Четкие и ровные, как шрам на сердце, оставшийся из 90-х: работы Хомича — бытопись подъездов, хрущевок и дворов, и это прелесть что такое. Здесь на первый план выходят не только люди — на авансцене жутковатое, но такое яркое жизнеописание под названием «Жила-была одна страна» отыгрывают предметы. Предметный мир здесь болтлив и полон воспоминаний: спросите себя, что вам расскажет присежной кошелечек на раме велосипеда или мещанский цветочный узор на эмалированном чайнике. И уж упаси вас бог задавать какие-то вопросы об этом недалеком прошлом его главной хранительнице — гипсовой мертвенно-серой пионерке с отбитой рукой, этой фьюнерал-Венере Милосской родом с Тракторного завода.
Пресса называет ее самой высокооплачиваемой и хорошо продаваемой белорусской художницей.
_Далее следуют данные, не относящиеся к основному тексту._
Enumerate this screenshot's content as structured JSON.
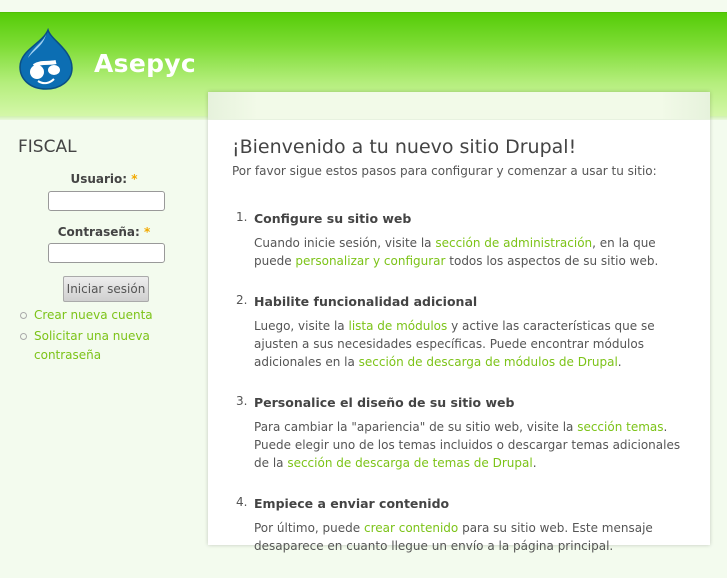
{
  "header": {
    "site_name": "Asepyc"
  },
  "sidebar": {
    "title": "FISCAL",
    "username_label": "Usuario:",
    "password_label": "Contraseña:",
    "required_mark": "*",
    "login_button": "Iniciar sesión",
    "links": [
      "Crear nueva cuenta",
      "Solicitar una nueva contraseña"
    ]
  },
  "main": {
    "title": "¡Bienvenido a tu nuevo sitio Drupal!",
    "intro": "Por favor sigue estos pasos para configurar y comenzar a usar tu sitio:",
    "steps": [
      {
        "num": "1.",
        "title": "Configure su sitio web",
        "t0": "Cuando inicie sesión, visite la ",
        "l0": "sección de administración",
        "t1": ", en la que puede ",
        "l1": "personalizar y configurar",
        "t2": " todos los aspectos de su sitio web."
      },
      {
        "num": "2.",
        "title": "Habilite funcionalidad adicional",
        "t0": "Luego, visite la ",
        "l0": "lista de módulos",
        "t1": " y active las características que se ajusten a sus necesidades específicas. Puede encontrar módulos adicionales en la ",
        "l1": "sección de descarga de módulos de Drupal",
        "t2": "."
      },
      {
        "num": "3.",
        "title": "Personalice el diseño de su sitio web",
        "t0": "Para cambiar la \"apariencia\" de su sitio web, visite la ",
        "l0": "sección temas",
        "t1": ". Puede elegir uno de los temas incluidos o descargar temas adicionales de la ",
        "l1": "sección de descarga de temas de Drupal",
        "t2": "."
      },
      {
        "num": "4.",
        "title": "Empiece a enviar contenido",
        "t0": "Por último, puede ",
        "l0": "crear contenido",
        "t1": " para su sitio web. Este mensaje desaparece en cuanto llegue un envío a la página principal."
      }
    ]
  }
}
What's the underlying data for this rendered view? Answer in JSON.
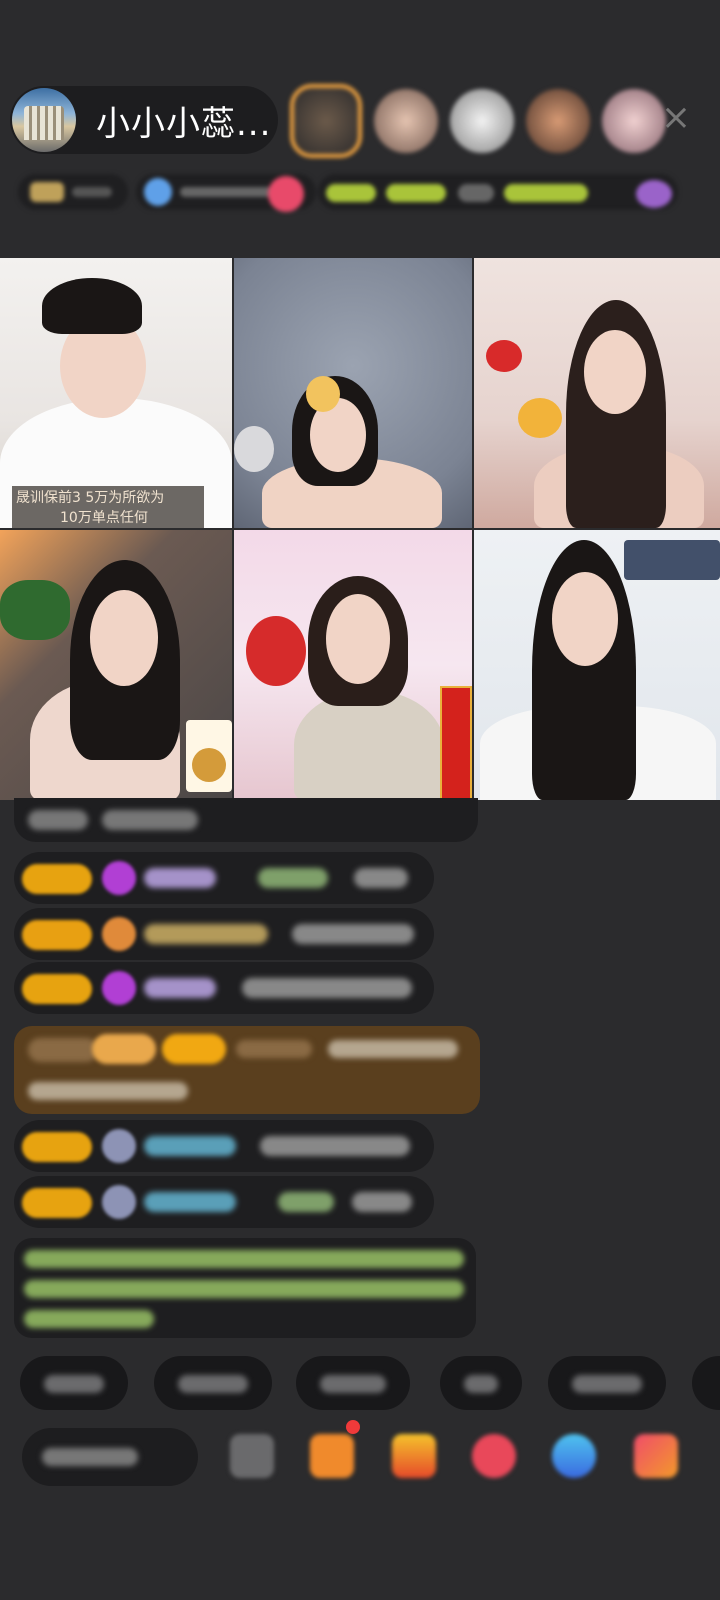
{
  "header": {
    "host_name": "小小小蕊...",
    "close_icon": "×"
  },
  "video_grid": {
    "caption_line1": "晟训保前3 5万为所欲为",
    "caption_line2": "10万单点任何"
  },
  "colors": {
    "background": "#2b2b2d",
    "badge_orange": "#e7a310",
    "avatar_ring": "#f1a441",
    "gift_banner": "#5a3f1e"
  }
}
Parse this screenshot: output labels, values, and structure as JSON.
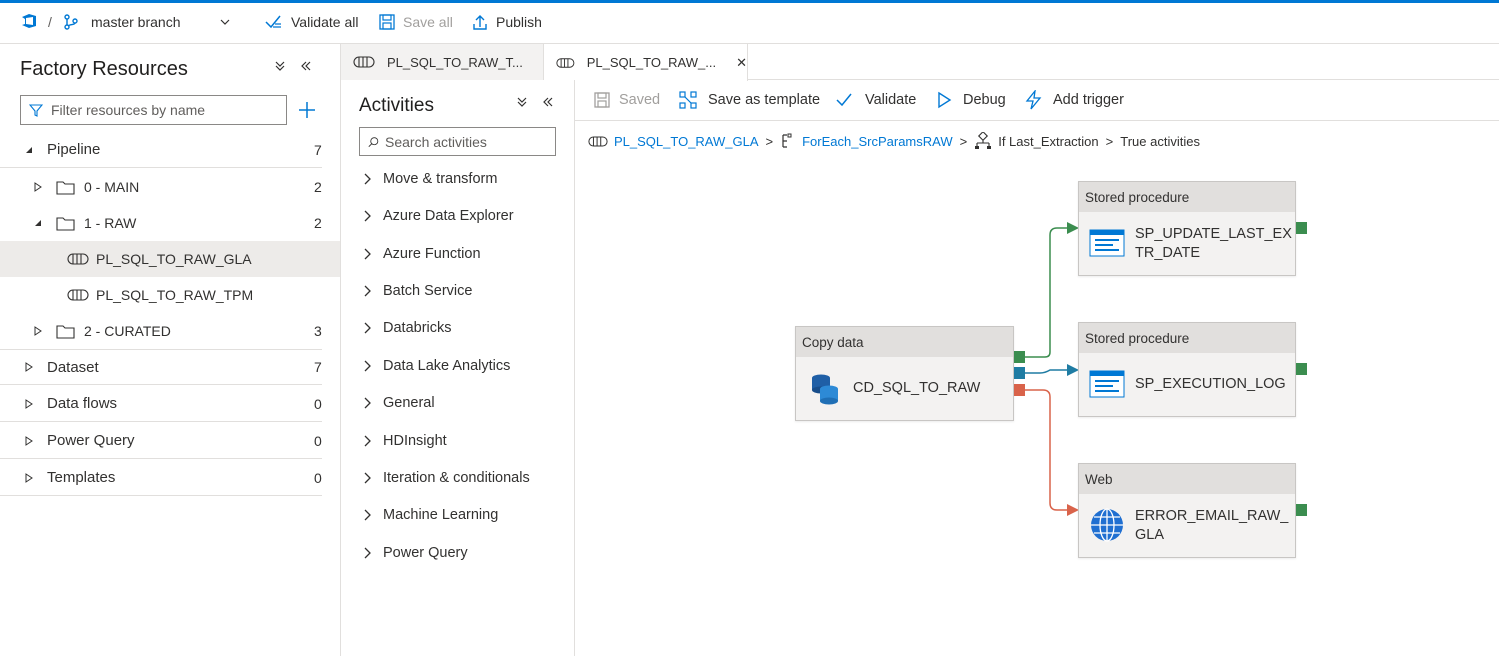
{
  "topbar": {
    "separator": "/",
    "branch": "master branch",
    "validate_all": "Validate all",
    "save_all": "Save all",
    "publish": "Publish"
  },
  "factory": {
    "title": "Factory Resources",
    "filter_placeholder": "Filter resources by name",
    "tree": {
      "pipeline": {
        "label": "Pipeline",
        "count": "7"
      },
      "main": {
        "label": "0 - MAIN",
        "count": "2"
      },
      "raw": {
        "label": "1 - RAW",
        "count": "2"
      },
      "pl_gla": {
        "label": "PL_SQL_TO_RAW_GLA"
      },
      "pl_tpm": {
        "label": "PL_SQL_TO_RAW_TPM"
      },
      "curated": {
        "label": "2 - CURATED",
        "count": "3"
      },
      "dataset": {
        "label": "Dataset",
        "count": "7"
      },
      "dataflows": {
        "label": "Data flows",
        "count": "0"
      },
      "powerquery": {
        "label": "Power Query",
        "count": "0"
      },
      "templates": {
        "label": "Templates",
        "count": "0"
      }
    }
  },
  "tabs": [
    {
      "label": "PL_SQL_TO_RAW_T..."
    },
    {
      "label": "PL_SQL_TO_RAW_...",
      "close": "✕"
    }
  ],
  "activities": {
    "title": "Activities",
    "search_placeholder": "Search activities",
    "items": [
      "Move & transform",
      "Azure Data Explorer",
      "Azure Function",
      "Batch Service",
      "Databricks",
      "Data Lake Analytics",
      "General",
      "HDInsight",
      "Iteration & conditionals",
      "Machine Learning",
      "Power Query"
    ]
  },
  "canvas_toolbar": {
    "saved": "Saved",
    "save_template": "Save as template",
    "validate": "Validate",
    "debug": "Debug",
    "add_trigger": "Add trigger"
  },
  "breadcrumb": {
    "pipeline": "PL_SQL_TO_RAW_GLA",
    "foreach": "ForEach_SrcParamsRAW",
    "if_activity": "If Last_Extraction",
    "current": "True activities",
    "sep": ">"
  },
  "nodes": {
    "copy": {
      "type": "Copy data",
      "name": "CD_SQL_TO_RAW"
    },
    "sp_update": {
      "type": "Stored procedure",
      "name": "SP_UPDATE_LAST_EXTR_DATE"
    },
    "sp_log": {
      "type": "Stored procedure",
      "name": "SP_EXECUTION_LOG"
    },
    "web": {
      "type": "Web",
      "name": "ERROR_EMAIL_RAW_GLA"
    }
  },
  "colors": {
    "accent": "#0078d4",
    "success": "#3b8d4f",
    "completion": "#1f7ca3",
    "failure": "#d9634a"
  }
}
Интерьерный гиперреализм с животными и дарами природы, дотошно выписанный словно под микроскопом, с мельчайшими бликами глаз, тончайшими шерстинками, крошечными прожилками и подробной текстурой — визитка Алеси. Ее работы, как яркого представителя белорусского арт-ландшафта, даже стали капсульным мерчем «Офистон»: скетчбуки, магнитики, открытки, кружки и тарелки, рюкзаки и шоперы для тех, кто очень любит такое направление в искусстве, однако украсить стену оригиналом картины за несколько десятков тысяч рублей не может. Не чужд художнице и концептуализм («Щегол», «Удачный день», «Восхождение», грустная концептуальная серия, посвященная исчезнувшим видам и завершающаяся немым вопросом о том, когда уйдет homo sapiens).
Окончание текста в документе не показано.